At first Petya (or Petwrap, NotPetra) seemed like a very similar attack to WannaCry, which was unleashed in May, causing havoc and mayhem to many parties, especially for the UK’s NSH and Spain’s Telefonica.

With WannaCry, computers and networks were frozen, but connected to a Bitcoin account. Many victims, wisely, did not pay, and many reports claim the hackers behind WannaCry only made about $35,000 of traceable Bitcoins. Experts claimed it was “amateurish.”

So now it is almost the 4th of July, and Petya has been unleashed upon the globe. But this time the dark hats do not want money. Through a two step process, Petya is malware at its worst. It behaves similarly to WannaCry, freezing computers and throwing up pages demanding Bitcoins.

But wait–it gets worse. Reports say now, all the Bitcoin routing number are the same on all screens. The hackers do not want money. Instead they diligently delete everything on the computer and the backup. No hope for recovery. Total computer network destruction. Globally.
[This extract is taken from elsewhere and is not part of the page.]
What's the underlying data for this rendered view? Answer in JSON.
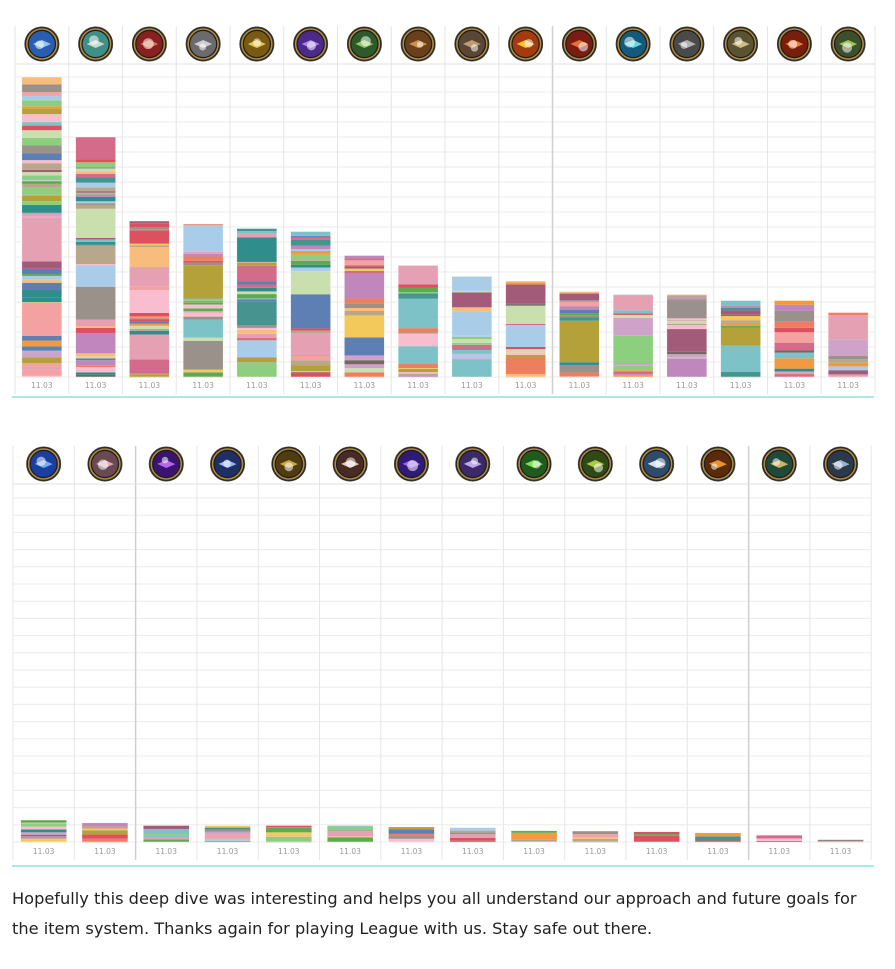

There is much speculation, but some fear it is the same cybercriminals getting better, maybe practicing for an even bigger blow out in the near future. A zero day incident that, if deployed correctly, could make this blogpost impossible. So back up, prepare, patch, educate employees and get a better, faster, stronger security plan in place.

It’s not IF we will we be attacked, it’s WHEN. And if they do not want money, they want something far more valuable or dangerous.